When you have behavioural data between actors and events you naturally get a bipartite graph. For example you can have the actors as customers and events as products that are purchased, or the actors as users of a website and the events as videos that are viewed, or the actors as members of a forum and the events as posts they comment on. One of the ways to represent this is to relate actors by the number of events they both participate in. For example two customers are related by the number of products they have both purchased, or two users by the number of videos they have both viewed, or two forum members by the number of posts they have both commented on.

Mathematically if the adjacency matrix of the bipartite graph is A, then this joint matrix is \(A A^{T}\). However most of the time this matrix is very sparse, and calculating this matrix product directly is very slow. But by iterating over the sorted events you can calculate it efficiently.

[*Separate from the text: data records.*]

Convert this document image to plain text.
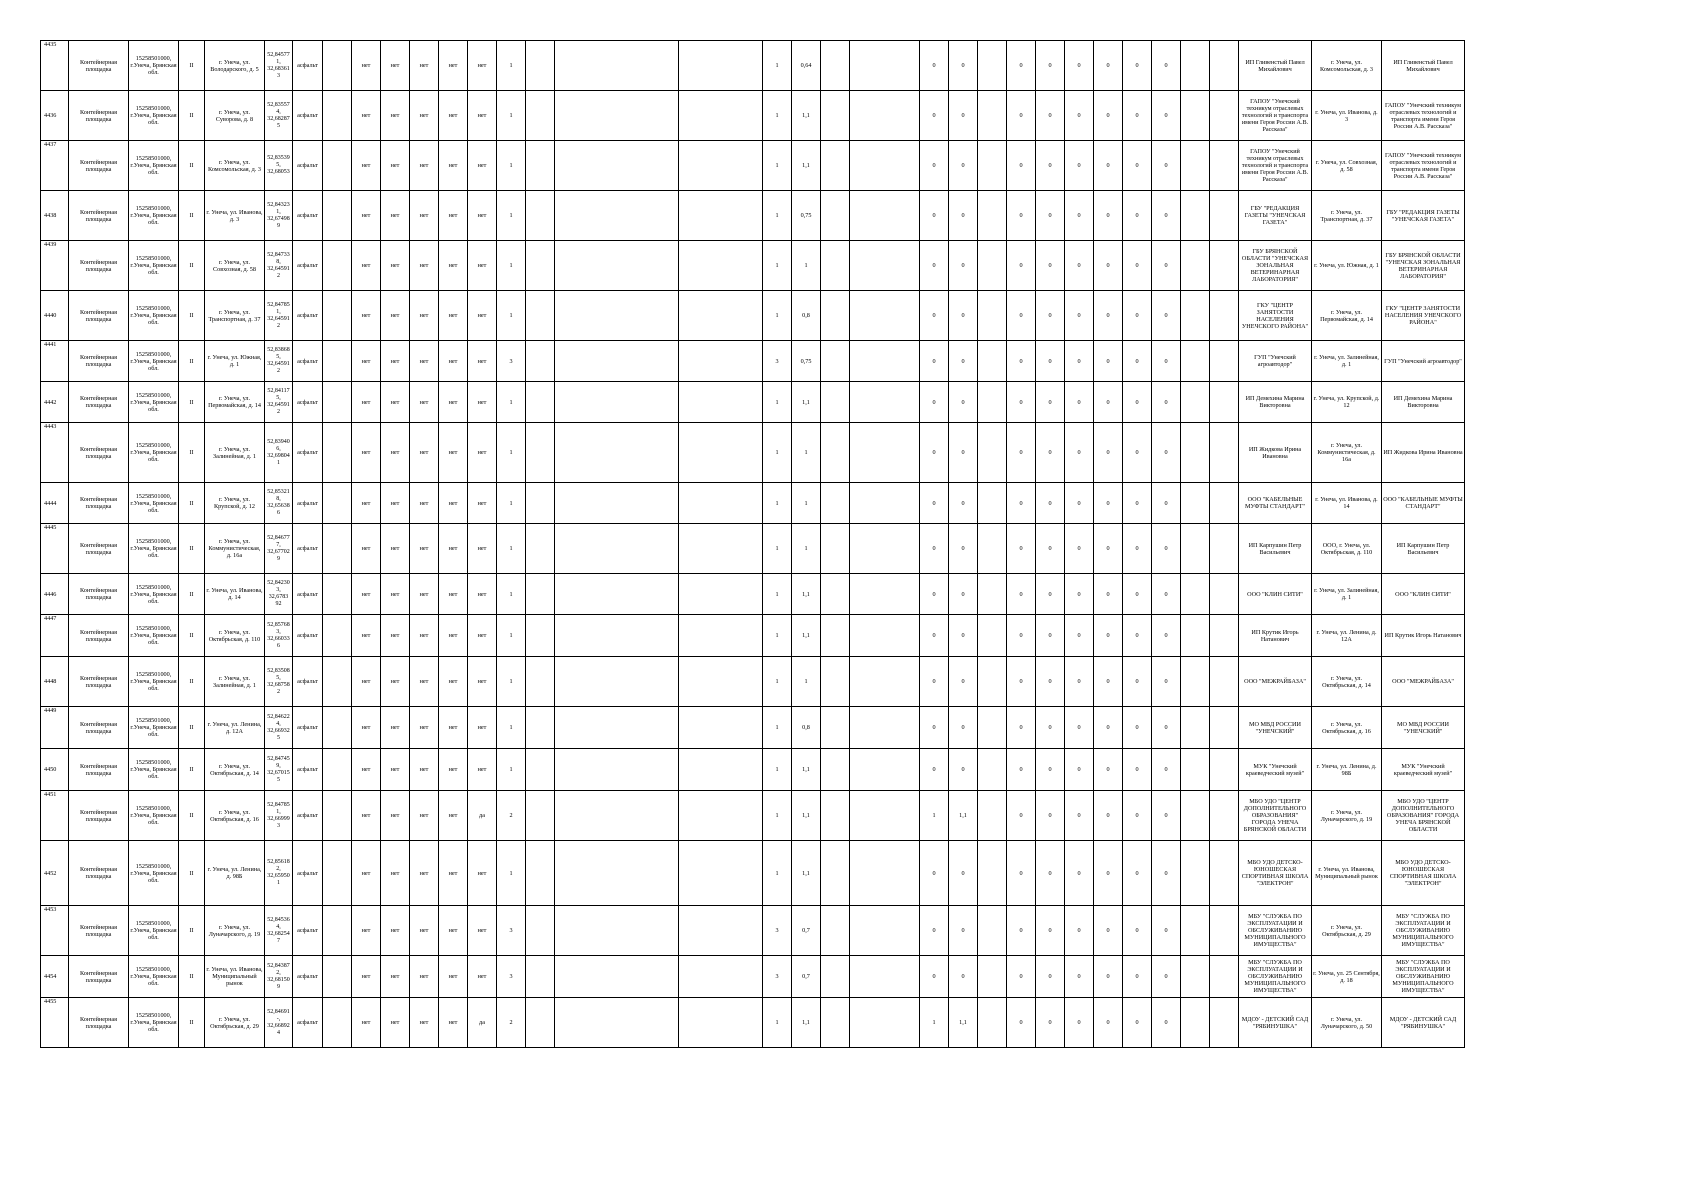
4435	Контейнерная площадка	15258501000, г.Унеча, Брянская обл.	II	г. Унеча, ул. Володарского, д. 5	52,84577 1, 32,68361 3	асфальт		нет	нет	нет	нет	нет	1				1	0,64			0	0		0	0	0	0	0	0			ИП Гливенстый Павел Михайлович	г. Унеча, ул. Комсомольская, д. 3	ИП Гливенстый Павел Михайлович
4436	Контейнерная площадка	15258501000, г.Унеча, Брянская обл.	II	г. Унеча, ул. Суворова, д. 8	52,83557 4, 32,68287 5	асфальт		нет	нет	нет	нет	нет	1				1	1,1			0	0		0	0	0	0	0	0			ГАПОУ "Унечский техникум отраслевых технологий и транспорта имени Героя России А.В. Рассказа"	г. Унеча, ул. Иванова, д. 3	ГАПОУ "Унечский техникум отраслевых технологий и транспорта имени Героя России А.В. Рассказа"
4437	Контейнерная площадка	15258501000, г.Унеча, Брянская обл.	II	г. Унеча, ул. Комсомольская, д. 3	52,83539 5, 32,68053	асфальт		нет	нет	нет	нет	нет	1				1	1,1			0	0		0	0	0	0	0	0			ГАПОУ "Унечский техникум отраслевых технологий и транспорта имени Героя России А.В. Рассказа"	г. Унеча, ул. Совхозная, д. 58	ГАПОУ "Унечский техникум отраслевых технологий и транспорта имени Героя России А.В. Рассказа"
4438	Контейнерная площадка	15258501000, г.Унеча, Брянская обл.	II	г. Унеча, ул. Иванова, д. 3	52,84323 1, 32,67498 9	асфальт		нет	нет	нет	нет	нет	1				1	0,75			0	0		0	0	0	0	0	0			ГБУ "РЕДАКЦИЯ ГАЗЕТЫ "УНЕЧСКАЯ ГАЗЕТА"	г. Унеча, ул. Транспортная, д. 37	ГБУ "РЕДАКЦИЯ ГАЗЕТЫ "УНЕЧСКАЯ ГАЗЕТА"
4439	Контейнерная площадка	15258501000, г.Унеча, Брянская обл.	II	г. Унеча, ул. Совхозная, д. 58	52,84733 8, 32,64591 2	асфальт		нет	нет	нет	нет	нет	1				1	1			0	0		0	0	0	0	0	0			ГБУ БРЯНСКОЙ ОБЛАСТИ "УНЕЧСКАЯ ЗОНАЛЬНАЯ ВЕТЕРИНАРНАЯ ЛАБОРАТОРИЯ"	г. Унеча, ул. Южная, д. 1	ГБУ БРЯНСКОЙ ОБЛАСТИ "УНЕЧСКАЯ ЗОНАЛЬНАЯ ВЕТЕРИНАРНАЯ ЛАБОРАТОРИЯ"
4440	Контейнерная площадка	15258501000, г.Унеча, Брянская обл.	II	г. Унеча, ул. Транспортная, д. 37	52,84785 1, 32,64591 2	асфальт		нет	нет	нет	нет	нет	1				1	0,8			0	0		0	0	0	0	0	0			ГКУ "ЦЕНТР ЗАНЯТОСТИ НАСЕЛЕНИЯ УНЕЧСКОГО РАЙОНА"	г. Унеча, ул. Первомайская, д. 14	ГКУ "ЦЕНТР ЗАНЯТОСТИ НАСЕЛЕНИЯ УНЕЧСКОГО РАЙОНА"
4441	Контейнерная площадка	15258501000, г.Унеча, Брянская обл.	II	г. Унеча, ул. Южная, д. 1	52,83868 5, 32,64591 2	асфальт		нет	нет	нет	нет	нет	3				3	0,75			0	0		0	0	0	0	0	0			ГУП "Унечский агроавтодор"	г. Унеча, ул. Залинейная, д. 1	ГУП "Унечский агроавтодор"
4442	Контейнерная площадка	15258501000, г.Унеча, Брянская обл.	II	г. Унеча, ул. Первомайская, д. 14	52,84117 5, 32,64591 2	асфальт		нет	нет	нет	нет	нет	1				1	1,1			0	0		0	0	0	0	0	0			ИП Демехина Марина Викторовна	г. Унеча, ул. Крупской, д. 12	ИП Демехина Марина Викторовна
4443	Контейнерная площадка	15258501000, г.Унеча, Брянская обл.	II	г. Унеча, ул. Залинейная, д. 1	52,83940 6, 32,69804 1	асфальт		нет	нет	нет	нет	нет	1				1	1			0	0		0	0	0	0	0	0			ИП Жидкова Ирина Ивановна	г. Унеча, ул. Коммунистическая, д. 16а	ИП Жидкова Ирина Ивановна
4444	Контейнерная площадка	15258501000, г.Унеча, Брянская обл.	II	г. Унеча, ул. Крупской, д. 12	52,85321 8, 32,65638 6	асфальт		нет	нет	нет	нет	нет	1				1	1			0	0		0	0	0	0	0	0			ООО "КАБЕЛЬНЫЕ МУФТЫ СТАНДАРТ"	г. Унеча, ул. Иванова, д. 14	ООО "КАБЕЛЬНЫЕ МУФТЫ СТАНДАРТ"
4445	Контейнерная площадка	15258501000, г.Унеча, Брянская обл.	II	г. Унеча, ул. Коммунистическая, д. 16а	52,84677 7, 32,67702 9	асфальт		нет	нет	нет	нет	нет	1				1	1			0	0		0	0	0	0	0	0			ИП Карпушин Петр Васильевич	ООО, г. Унеча, ул. Октябрьская, д. 110	ИП Карпушин Петр Васильевич
4446	Контейнерная площадка	15258501000, г.Унеча, Брянская обл.	II	г. Унеча, ул. Иванова, д. 14	52,84230 3, 32,6783 92	асфальт		нет	нет	нет	нет	нет	1				1	1,1			0	0		0	0	0	0	0	0			ООО "КЛИН СИТИ"	г. Унеча, ул. Залинейная, д. 1	ООО "КЛИН СИТИ"
4447	Контейнерная площадка	15258501000, г.Унеча, Брянская обл.	II	г. Унеча, ул. Октябрьская, д. 110	52,85768 3, 32,66033 6	асфальт		нет	нет	нет	нет	нет	1				1	1,1			0	0		0	0	0	0	0	0			ИП Крутик Игорь Натанович	г. Унеча, ул. Ленина, д. 12А	ИП Крутик Игорь Натанович
4448	Контейнерная площадка	15258501000, г.Унеча, Брянская обл.	II	г. Унеча, ул. Залинейная, д. 1	52,83508 5, 32,68758 2	асфальт		нет	нет	нет	нет	нет	1				1	1			0	0		0	0	0	0	0	0			ООО "МЕЖРАЙБАЗА"	г. Унеча, ул. Октябрьская, д. 14	ООО "МЕЖРАЙБАЗА"
4449	Контейнерная площадка	15258501000, г.Унеча, Брянская обл.	II	г. Унеча, ул. Ленина, д. 12А	52,84622 4, 32,66932 5	асфальт		нет	нет	нет	нет	нет	1				1	0,8			0	0		0	0	0	0	0	0			МО МВД РОССИИ "УНЕЧСКИЙ"	г. Унеча, ул. Октябрьская, д. 16	МО МВД РОССИИ "УНЕЧСКИЙ"
4450	Контейнерная площадка	15258501000, г.Унеча, Брянская обл.	II	г. Унеча, ул. Октябрьская, д. 14	52,84745 9, 32,67015 5	асфальт		нет	нет	нет	нет	нет	1				1	1,1			0	0		0	0	0	0	0	0			МУК "Унечский краеведческий музей"	г. Унеча, ул. Ленина, д. 98Б	МУК "Унечский краеведческий музей"
4451	Контейнерная площадка	15258501000, г.Унеча, Брянская обл.	II	г. Унеча, ул. Октябрьская, д. 16	52,84785 1, 32,66999 3	асфальт		нет	нет	нет	нет	да	2				1	1,1			1	1,1		0	0	0	0	0	0			МБО УДО "ЦЕНТР ДОПОЛНИТЕЛЬНОГО ОБРАЗОВАНИЯ" ГОРОДА УНЕЧА БРЯНСКОЙ ОБЛАСТИ	г. Унеча, ул. Луначарского, д. 19	МБО УДО "ЦЕНТР ДОПОЛНИТЕЛЬНОГО ОБРАЗОВАНИЯ" ГОРОДА УНЕЧА БРЯНСКОЙ ОБЛАСТИ
4452	Контейнерная площадка	15258501000, г.Унеча, Брянская обл.	II	г. Унеча, ул. Ленина, д. 98Б	52,85618 2, 32,65950 1	асфальт		нет	нет	нет	нет	нет	1				1	1,1			0	0		0	0	0	0	0	0			МБО УДО ДЕТСКО-ЮНОШЕСКАЯ СПОРТИВНАЯ ШКОЛА "ЭЛЕКТРОН"	г. Унеча, ул. Иванова, Муниципальный рынок	МБО УДО ДЕТСКО-ЮНОШЕСКАЯ СПОРТИВНАЯ ШКОЛА "ЭЛЕКТРОН"
4453	Контейнерная площадка	15258501000, г.Унеча, Брянская обл.	II	г. Унеча, ул. Луначарского, д. 19	52,84536 4, 32,68254 7	асфальт		нет	нет	нет	нет	нет	3				3	0,7			0	0		0	0	0	0	0	0			МБУ "СЛУЖБА ПО ЭКСПЛУАТАЦИИ И ОБСЛУЖИВАНИЮ МУНИЦИПАЛЬНОГО ИМУЩЕСТВА"	г. Унеча, ул. Октябрьская, д. 29	МБУ "СЛУЖБА ПО ЭКСПЛУАТАЦИИ И ОБСЛУЖИВАНИЮ МУНИЦИПАЛЬНОГО ИМУЩЕСТВА"
4454	Контейнерная площадка	15258501000, г.Унеча, Брянская обл.	II	г. Унеча, ул. Иванова, Муниципальный рынок	52,84387 2, 32,68150 9	асфальт		нет	нет	нет	нет	нет	3				3	0,7			0	0		0	0	0	0	0	0			МБУ "СЛУЖБА ПО ЭКСПЛУАТАЦИИ И ОБСЛУЖИВАНИЮ МУНИЦИПАЛЬНОГО ИМУЩЕСТВА"	г. Унеча, ул. 25 Сентября, д. 18	МБУ "СЛУЖБА ПО ЭКСПЛУАТАЦИИ И ОБСЛУЖИВАНИЮ МУНИЦИПАЛЬНОГО ИМУЩЕСТВА"
4455	Контейнерная площадка	15258501000, г.Унеча, Брянская обл.	II	г. Унеча, ул. Октябрьская, д. 29	52,84691 -, 32,66892 4	асфальт		нет	нет	нет	нет	да	2				1	1,1			1	1,1		0	0	0	0	0	0			МДОУ - ДЕТСКИЙ САД "РЯБИНУШКА"	г. Унеча, ул. Луначарского, д. 50	МДОУ - ДЕТСКИЙ САД "РЯБИНУШКА"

Suppose you have the adjacency matrix stored as a list edges of pairs of (actor, event). The naive way to combine them in Python would be:

from collections import defaultdict
counts = defaultdict(int)
for actor_1, event_1 in edges:
  for actor_2, event_2 in edges:
    if event_1 == event_2:
      counts[(actor_1, actor_2)] += 1

However this is quadratic in the number of edges. Instead we could use something like this, which will be much more efficient.

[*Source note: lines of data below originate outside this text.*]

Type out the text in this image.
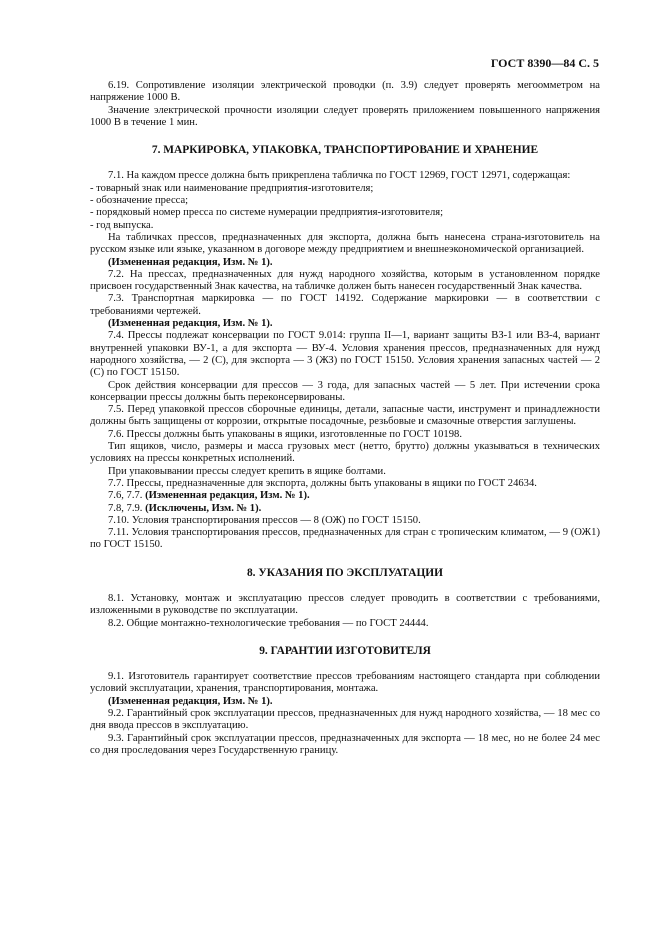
ГОСТ 8390—84 С. 5

6.19. Сопротивление изоляции электрической проводки (п. 3.9) следует проверять мегоомметром на напряжение 1000 В.

Значение электрической прочности изоляции следует проверять приложением повышенного напряжения 1000 В в течение 1 мин.

7. МАРКИРОВКА, УПАКОВКА, ТРАНСПОРТИРОВАНИЕ И ХРАНЕНИЕ

7.1. На каждом прессе должна быть прикреплена табличка по ГОСТ 12969, ГОСТ 12971, содержащая:

- товарный знак или наименование предприятия-изготовителя;

- обозначение пресса;

- порядковый номер пресса по системе нумерации предприятия-изготовителя;

- год выпуска.

На табличках прессов, предназначенных для экспорта, должна быть нанесена страна-изготовитель на русском языке или языке, указанном в договоре между предприятием и внешнеэкономической организацией.

(Измененная редакция, Изм. № 1).

7.2. На прессах, предназначенных для нужд народного хозяйства, которым в установленном порядке присвоен государственный Знак качества, на табличке должен быть нанесен государственный Знак качества.

7.3. Транспортная маркировка — по ГОСТ 14192. Содержание маркировки — в соответствии с требованиями чертежей.

(Измененная редакция, Изм. № 1).

7.4. Прессы подлежат консервации по ГОСТ 9.014: группа II—1, вариант защиты ВЗ-1 или ВЗ-4, вариант внутренней упаковки ВУ-1, а для экспорта — ВУ-4. Условия хранения прессов, предназначенных для нужд народного хозяйства, — 2 (С), для экспорта — 3 (ЖЗ) по ГОСТ 15150. Условия хранения запасных частей — 2 (С) по ГОСТ 15150.

Срок действия консервации для прессов — 3 года, для запасных частей — 5 лет. При истечении срока консервации прессы должны быть переконсервированы.

7.5. Перед упаковкой прессов сборочные единицы, детали, запасные части, инструмент и принадлежности должны быть защищены от коррозии, открытые посадочные, резьбовые и смазочные отверстия заглушены.

7.6. Прессы должны быть упакованы в ящики, изготовленные по ГОСТ 10198.

Тип ящиков, число, размеры и масса грузовых мест (нетто, брутто) должны указываться в технических условиях на прессы конкретных исполнений.

При упаковывании прессы следует крепить в ящике болтами.

7.7. Прессы, предназначенные для экспорта, должны быть упакованы в ящики по ГОСТ 24634.

7.6, 7.7. (Измененная редакция, Изм. № 1).

7.8, 7.9. (Исключены, Изм. № 1).

7.10. Условия транспортирования прессов — 8 (ОЖ) по ГОСТ 15150.

7.11. Условия транспортирования прессов, предназначенных для стран с тропическим климатом, — 9 (ОЖ1) по ГОСТ 15150.

8. УКАЗАНИЯ ПО ЭКСПЛУАТАЦИИ

8.1. Установку, монтаж и эксплуатацию прессов следует проводить в соответствии с требованиями, изложенными в руководстве по эксплуатации.

8.2. Общие монтажно-технологические требования — по ГОСТ 24444.

9. ГАРАНТИИ ИЗГОТОВИТЕЛЯ

9.1. Изготовитель гарантирует соответствие прессов требованиям настоящего стандарта при соблюдении условий эксплуатации, хранения, транспортирования, монтажа.

(Измененная редакция, Изм. № 1).

9.2. Гарантийный срок эксплуатации прессов, предназначенных для нужд народного хозяйства, — 18 мес со дня ввода прессов в эксплуатацию.

9.3. Гарантийный срок эксплуатации прессов, предназначенных для экспорта — 18 мес, но не более 24 мес со дня проследования через Государственную границу.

from itertools import groupby
counts = defaultdict(int)
# Sort by the events
sorted_edges = sorted(edges, key=lambda x: x[1])
for _event, group in groupby(sorted_edges, lambda x: x[1]):
  actors = [x[0] for x in group]
  for actor_1 in actors:
    for actor_2 in actors:
      counts[(actor_1, actor_2)] += 1

An extension of this would be to filter out any bad actors that participate in too many events (because they contribute very heavily to the counts).

The same thing can be done in Presto SQL; suppose that we have a table edges that contains columns actor, event. Then the naive solution is:

select a.actor as actor_a, b.actor as actor_b
from edges a
join edges b on a.event = b.event

Whereas we can do the more efficient version in Presto/Athena SQL using arrays, and even filter on bad actors:

select actor_a, actor_b, count(*) as count from (
select event, array_agg(actor) as actors
from edges
group by event
-- Filter out any actors with more than 100 events
having cardinality(array_agg(actor)) < 100
)
cross join unnest(actors) as ta(actor_a)
cross join unnest(actors) as ta(actor_b)
group by 1, 2

So now you have a relatively efficient way to bridge sparse bipartite graphs, that you can then use for example in community detection.